Maybe you think: instead of trying some complicated equivariance thing involving mirrored copies of asymmetric weights, why not just simply enforce that the convolutional filters at every layer are symmetric directly? This is even worse. Many symmetric functions are most naturally expressed as combinations of asymmetric functions - e.g. things like count liberties northward - count liberties westward - count liberties eastward - count liberties southward - add all together. All four operations individually are asymmetric, since each one only counts in a specific direction, but their combination is symmetric. If you enforce literal symmetry at every internal layer, you prevent the neural net from doing things like this - "equivariance" what we call it when you still allow the net to do this, where north,west,east,south can all individually compute asymmetric things temporarily, even over many layers, but are symmetric to *each other*.

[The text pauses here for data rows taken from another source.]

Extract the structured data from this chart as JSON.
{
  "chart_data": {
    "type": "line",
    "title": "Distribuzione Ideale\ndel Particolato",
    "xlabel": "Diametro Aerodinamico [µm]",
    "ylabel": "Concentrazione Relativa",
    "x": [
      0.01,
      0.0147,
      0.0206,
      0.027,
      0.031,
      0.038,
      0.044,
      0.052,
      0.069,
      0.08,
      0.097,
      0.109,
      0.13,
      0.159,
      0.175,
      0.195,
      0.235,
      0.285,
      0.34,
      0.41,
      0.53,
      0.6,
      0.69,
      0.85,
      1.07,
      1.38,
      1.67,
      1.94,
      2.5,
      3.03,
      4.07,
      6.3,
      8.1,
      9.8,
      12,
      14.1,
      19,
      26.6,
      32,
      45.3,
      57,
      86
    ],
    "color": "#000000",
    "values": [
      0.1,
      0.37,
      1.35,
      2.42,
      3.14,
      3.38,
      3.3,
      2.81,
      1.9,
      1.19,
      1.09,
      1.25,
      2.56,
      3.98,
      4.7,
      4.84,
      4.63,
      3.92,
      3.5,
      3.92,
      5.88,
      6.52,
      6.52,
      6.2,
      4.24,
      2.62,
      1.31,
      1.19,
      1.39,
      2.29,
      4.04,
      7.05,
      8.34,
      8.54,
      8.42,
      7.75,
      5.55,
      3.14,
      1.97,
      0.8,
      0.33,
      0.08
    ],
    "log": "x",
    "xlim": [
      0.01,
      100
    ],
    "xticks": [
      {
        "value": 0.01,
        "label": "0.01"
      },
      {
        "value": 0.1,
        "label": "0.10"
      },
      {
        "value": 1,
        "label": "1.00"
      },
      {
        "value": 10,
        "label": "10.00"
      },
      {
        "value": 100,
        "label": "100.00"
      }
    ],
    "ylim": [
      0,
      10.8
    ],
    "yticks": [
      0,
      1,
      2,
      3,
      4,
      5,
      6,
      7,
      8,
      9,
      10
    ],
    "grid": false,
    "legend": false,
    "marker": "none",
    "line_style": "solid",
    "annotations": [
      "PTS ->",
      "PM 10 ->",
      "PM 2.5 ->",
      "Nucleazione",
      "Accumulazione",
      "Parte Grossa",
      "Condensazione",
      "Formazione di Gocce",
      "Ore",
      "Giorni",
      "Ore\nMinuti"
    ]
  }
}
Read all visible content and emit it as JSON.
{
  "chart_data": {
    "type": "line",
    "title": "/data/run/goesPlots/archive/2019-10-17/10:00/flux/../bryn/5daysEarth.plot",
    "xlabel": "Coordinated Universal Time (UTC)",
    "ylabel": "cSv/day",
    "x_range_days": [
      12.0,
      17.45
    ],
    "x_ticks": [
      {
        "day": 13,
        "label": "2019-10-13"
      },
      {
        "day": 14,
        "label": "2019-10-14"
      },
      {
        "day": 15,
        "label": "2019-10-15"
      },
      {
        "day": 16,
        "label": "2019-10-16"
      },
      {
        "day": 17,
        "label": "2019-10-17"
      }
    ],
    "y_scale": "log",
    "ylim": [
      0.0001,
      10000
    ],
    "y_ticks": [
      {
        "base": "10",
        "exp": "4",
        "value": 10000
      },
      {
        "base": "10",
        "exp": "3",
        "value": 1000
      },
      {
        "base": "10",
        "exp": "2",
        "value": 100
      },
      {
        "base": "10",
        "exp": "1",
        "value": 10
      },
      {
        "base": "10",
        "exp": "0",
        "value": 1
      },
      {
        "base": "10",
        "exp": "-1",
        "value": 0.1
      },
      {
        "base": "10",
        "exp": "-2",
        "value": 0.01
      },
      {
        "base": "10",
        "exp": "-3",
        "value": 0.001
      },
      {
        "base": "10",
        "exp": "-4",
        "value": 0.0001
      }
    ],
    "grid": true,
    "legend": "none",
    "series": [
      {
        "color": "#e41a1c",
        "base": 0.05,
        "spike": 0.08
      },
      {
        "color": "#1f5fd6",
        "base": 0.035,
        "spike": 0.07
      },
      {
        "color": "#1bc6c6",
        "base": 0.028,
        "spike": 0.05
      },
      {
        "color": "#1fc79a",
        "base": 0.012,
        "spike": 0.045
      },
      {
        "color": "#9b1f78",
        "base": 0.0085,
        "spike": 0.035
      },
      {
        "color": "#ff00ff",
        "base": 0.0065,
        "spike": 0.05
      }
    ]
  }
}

Now that you bring up counting liberties, I have wondered how the networks learn to do so. I kind of doubt whether they learn a counting operation. And even if they did, how do they learn how to order the counting? After all, there are 120 ways to count 5 dame.
Ordering the counting is necessary for efficiency. I wondered if they count somewhat like parrots do. Parrots can count to 6 in the sense that they can distinguish between there being 5 objects in a small enough space and there being 6 objects there, but the difference between 6 objects and 7 objects gives them trouble. I have imagined that the bots gradually learn to distinguish between N and N-1 dame as N increases.